Before it crosses the event horizon, the black hole has a particular mass, event horizon radius, and spin, while the in-falling particle adds a but deformation to the space that it occupied. When it crosses over to the inside of the event horizon, its mass and angular momentum can now add a supplementary contribution to the black hole's previous parameters, causing the event horizon to grow. Everything makes clear sense from the perspective of the in-falling particle.

How can growth be seen given the paradox?

The main thing to remember is that for an external observer, a black hole is a region of space with so much energy and matter that light can't escape from within that region. If that simple definition is accepted, a thought experiment can be done completely and it can resolve the paradox. Imagine a black hole of one solar mass, that does not rotate, with an event horizon of the exact size that the Sun would be if it collapsed into a Schwarzchild black hole which is a sphere of about 3 kilometers in radius.

The thing is, with an extrasolar mass of material at just a bit more than 3 kilometers away from the predicted central singularity, there are now two solar masses of material in this particular region of space. The event horizon of a two solar mass object is around 6 kilometers in radius. This means that all of this material is now inside the event horizon after all.

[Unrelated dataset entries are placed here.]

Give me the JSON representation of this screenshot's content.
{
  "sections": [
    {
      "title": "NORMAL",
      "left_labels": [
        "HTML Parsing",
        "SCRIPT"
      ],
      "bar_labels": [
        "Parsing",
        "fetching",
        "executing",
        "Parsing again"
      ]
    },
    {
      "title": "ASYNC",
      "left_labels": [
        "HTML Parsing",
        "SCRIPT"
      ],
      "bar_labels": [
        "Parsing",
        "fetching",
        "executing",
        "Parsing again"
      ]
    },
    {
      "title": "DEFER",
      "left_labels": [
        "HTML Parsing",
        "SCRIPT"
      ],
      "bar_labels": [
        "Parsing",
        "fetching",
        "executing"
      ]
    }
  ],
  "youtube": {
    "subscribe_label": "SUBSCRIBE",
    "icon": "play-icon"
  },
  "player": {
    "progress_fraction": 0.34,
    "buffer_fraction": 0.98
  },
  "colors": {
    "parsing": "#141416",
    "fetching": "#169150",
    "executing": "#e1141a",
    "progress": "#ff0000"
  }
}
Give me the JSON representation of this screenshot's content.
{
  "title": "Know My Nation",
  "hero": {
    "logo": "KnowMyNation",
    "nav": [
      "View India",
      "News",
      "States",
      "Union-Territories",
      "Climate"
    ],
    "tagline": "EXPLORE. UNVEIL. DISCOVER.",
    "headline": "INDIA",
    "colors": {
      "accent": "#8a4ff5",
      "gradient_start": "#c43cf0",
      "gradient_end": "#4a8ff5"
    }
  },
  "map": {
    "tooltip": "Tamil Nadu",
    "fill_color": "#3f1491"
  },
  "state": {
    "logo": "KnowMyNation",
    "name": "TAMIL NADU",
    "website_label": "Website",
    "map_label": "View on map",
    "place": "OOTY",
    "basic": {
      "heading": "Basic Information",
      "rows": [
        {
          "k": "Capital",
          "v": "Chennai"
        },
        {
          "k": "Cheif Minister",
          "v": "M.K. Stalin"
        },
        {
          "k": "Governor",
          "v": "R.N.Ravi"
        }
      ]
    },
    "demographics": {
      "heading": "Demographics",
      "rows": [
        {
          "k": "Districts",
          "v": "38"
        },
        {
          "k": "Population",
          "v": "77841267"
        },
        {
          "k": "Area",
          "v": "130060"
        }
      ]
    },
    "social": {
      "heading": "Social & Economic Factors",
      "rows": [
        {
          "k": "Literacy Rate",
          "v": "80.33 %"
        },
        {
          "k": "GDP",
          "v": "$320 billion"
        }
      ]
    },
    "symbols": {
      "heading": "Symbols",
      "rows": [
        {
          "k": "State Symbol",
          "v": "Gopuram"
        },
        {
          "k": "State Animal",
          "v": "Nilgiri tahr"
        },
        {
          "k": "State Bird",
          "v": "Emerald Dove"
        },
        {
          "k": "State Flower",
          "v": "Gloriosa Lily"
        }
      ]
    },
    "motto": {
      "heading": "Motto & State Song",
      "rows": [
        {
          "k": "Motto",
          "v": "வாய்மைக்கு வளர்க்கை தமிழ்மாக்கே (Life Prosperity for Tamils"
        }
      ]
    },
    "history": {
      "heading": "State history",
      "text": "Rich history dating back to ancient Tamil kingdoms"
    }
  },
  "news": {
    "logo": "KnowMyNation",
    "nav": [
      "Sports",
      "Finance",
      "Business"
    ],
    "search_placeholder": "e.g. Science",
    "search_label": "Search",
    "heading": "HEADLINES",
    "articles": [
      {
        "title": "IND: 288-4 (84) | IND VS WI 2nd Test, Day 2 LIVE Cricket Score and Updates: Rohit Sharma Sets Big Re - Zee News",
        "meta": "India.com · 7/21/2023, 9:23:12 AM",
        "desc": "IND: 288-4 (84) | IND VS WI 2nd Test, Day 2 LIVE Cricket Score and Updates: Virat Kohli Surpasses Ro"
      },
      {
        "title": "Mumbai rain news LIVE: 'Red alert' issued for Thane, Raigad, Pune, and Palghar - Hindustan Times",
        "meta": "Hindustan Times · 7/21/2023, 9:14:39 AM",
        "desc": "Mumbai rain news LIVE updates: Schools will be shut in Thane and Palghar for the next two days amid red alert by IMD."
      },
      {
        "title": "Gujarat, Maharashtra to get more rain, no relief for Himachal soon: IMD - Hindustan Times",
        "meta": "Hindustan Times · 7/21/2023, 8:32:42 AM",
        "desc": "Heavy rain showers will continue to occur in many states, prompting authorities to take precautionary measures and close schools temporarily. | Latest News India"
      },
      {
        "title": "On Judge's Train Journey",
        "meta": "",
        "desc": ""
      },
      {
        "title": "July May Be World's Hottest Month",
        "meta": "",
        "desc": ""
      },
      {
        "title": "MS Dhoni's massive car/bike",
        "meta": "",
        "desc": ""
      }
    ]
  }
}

That is the resolution to this paradox, when matter falls onto a black hole, as seen by an outside observer, it only approaches the event horizon asymptotically. But because the matter has a mass in it, that mass is now contained within a critical volume of space, and that causes the new event horizon to now encompass the additional material that newly accumulated around the black note.

It is true that material from outside the black hole, even as it falls in on an inescapable trajectory, will never appear to cross the original event horizon from the perspective of an outside observer. But the more energy and mass a black hole gets, the larger the event horizon becomes, and that means the newly in-falling material can make the inside of the even horizon easily, and it appears after that matter has made it to within a very small volume of space, close enough to the old enough event horizon to cause it to grow. Black holes do grow over time.